I'm a Michigan girl at heart, and grew up in the era where the Red Wings were more often referred to as the Dead Things, and Lord Stanley's namesake coming to reside in the Great Lakes state was little more than a fond memory. The loyalty never wavered though, and while Wings fans always knew that we'd have our turn again someday, there was always the Saginaw Gears to keep that love alive. Seats could be had in Wendler Arena, thoughtfully furnished with seats in tangerine and turquoise to match the team's colours, in the glory years when the Turner Cup meant as much to the small town fans with ice in their blood as the Stanley cup did to the state as a whole. The well known joke around Michigan that we have two seasons - construction and hockey - is well earned, and well deserved.
Wings fans share the elite and sometimes snobbish honor of being part of the Original Six. As the league expanded, there were mixed feelings of glee that hockey was taking hold across the country and abject horror that teams were popping up in places where ice will never occur naturally. I'm transplanted to Utah now, and even so if I had my selfish way. one of the requirements for a franchise team would be that it be in a place where kids grow up playing pick up games on the local pond all winter.
Hockey is Canada. Canada is hockey. There's a reason why more people in the States know the words to "Oh Canada" than likely any other anthem but our own. The money, the legalities, and the feelings of the snowbirds aside, the league should be jumping for joy at the idea of one of Canada's power players wanting to rescue a failing team and bring them to a city, any city. where they can thrive.
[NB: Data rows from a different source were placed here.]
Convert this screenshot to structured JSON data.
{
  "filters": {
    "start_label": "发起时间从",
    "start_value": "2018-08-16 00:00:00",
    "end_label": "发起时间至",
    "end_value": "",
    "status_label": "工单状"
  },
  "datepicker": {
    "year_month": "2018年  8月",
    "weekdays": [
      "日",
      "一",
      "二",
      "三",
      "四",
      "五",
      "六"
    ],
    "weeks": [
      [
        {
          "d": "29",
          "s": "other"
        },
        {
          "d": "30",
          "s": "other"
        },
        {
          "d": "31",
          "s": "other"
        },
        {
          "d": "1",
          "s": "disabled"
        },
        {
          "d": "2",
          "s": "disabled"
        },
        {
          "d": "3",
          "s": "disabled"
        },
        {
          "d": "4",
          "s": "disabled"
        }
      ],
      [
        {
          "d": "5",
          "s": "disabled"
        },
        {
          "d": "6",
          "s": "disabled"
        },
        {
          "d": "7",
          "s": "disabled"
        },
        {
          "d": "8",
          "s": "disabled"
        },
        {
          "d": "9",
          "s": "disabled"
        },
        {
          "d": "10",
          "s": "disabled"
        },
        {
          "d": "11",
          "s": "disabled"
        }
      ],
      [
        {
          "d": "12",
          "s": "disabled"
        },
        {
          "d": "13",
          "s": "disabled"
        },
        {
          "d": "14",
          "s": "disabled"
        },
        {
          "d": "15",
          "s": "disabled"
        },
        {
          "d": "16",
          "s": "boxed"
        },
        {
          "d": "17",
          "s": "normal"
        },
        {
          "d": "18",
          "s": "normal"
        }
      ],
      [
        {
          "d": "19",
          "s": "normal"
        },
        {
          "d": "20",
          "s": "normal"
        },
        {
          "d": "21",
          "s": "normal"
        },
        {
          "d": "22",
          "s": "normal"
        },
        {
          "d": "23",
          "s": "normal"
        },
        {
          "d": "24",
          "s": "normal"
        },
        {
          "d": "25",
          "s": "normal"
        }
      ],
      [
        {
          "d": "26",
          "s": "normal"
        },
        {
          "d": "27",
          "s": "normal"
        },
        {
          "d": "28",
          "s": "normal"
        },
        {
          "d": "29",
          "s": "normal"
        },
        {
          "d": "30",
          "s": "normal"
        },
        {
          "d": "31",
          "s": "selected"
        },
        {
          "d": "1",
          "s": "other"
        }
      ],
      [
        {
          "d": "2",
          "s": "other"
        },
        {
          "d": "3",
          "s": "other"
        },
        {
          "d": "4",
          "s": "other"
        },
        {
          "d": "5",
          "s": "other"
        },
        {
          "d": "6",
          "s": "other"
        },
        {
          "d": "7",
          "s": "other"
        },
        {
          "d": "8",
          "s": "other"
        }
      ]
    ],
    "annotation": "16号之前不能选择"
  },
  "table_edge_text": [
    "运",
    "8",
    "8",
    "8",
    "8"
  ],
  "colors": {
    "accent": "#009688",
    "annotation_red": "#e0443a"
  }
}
Yet once again, Bettman is proving with every stubborn, dug in step that he cares less about the fans and the sport than he does about his own agenda. Sadly, it's impossible to really guess what that agenda is, since he keeps demonstrating that his grasp on what the sport means is sub-Bantam, at best.
Bob McKenzie of TSN said that "Bettman and the NHL will take a beating in that court of public opinion in Canada". Add Utah to the list. Anyone care to join us?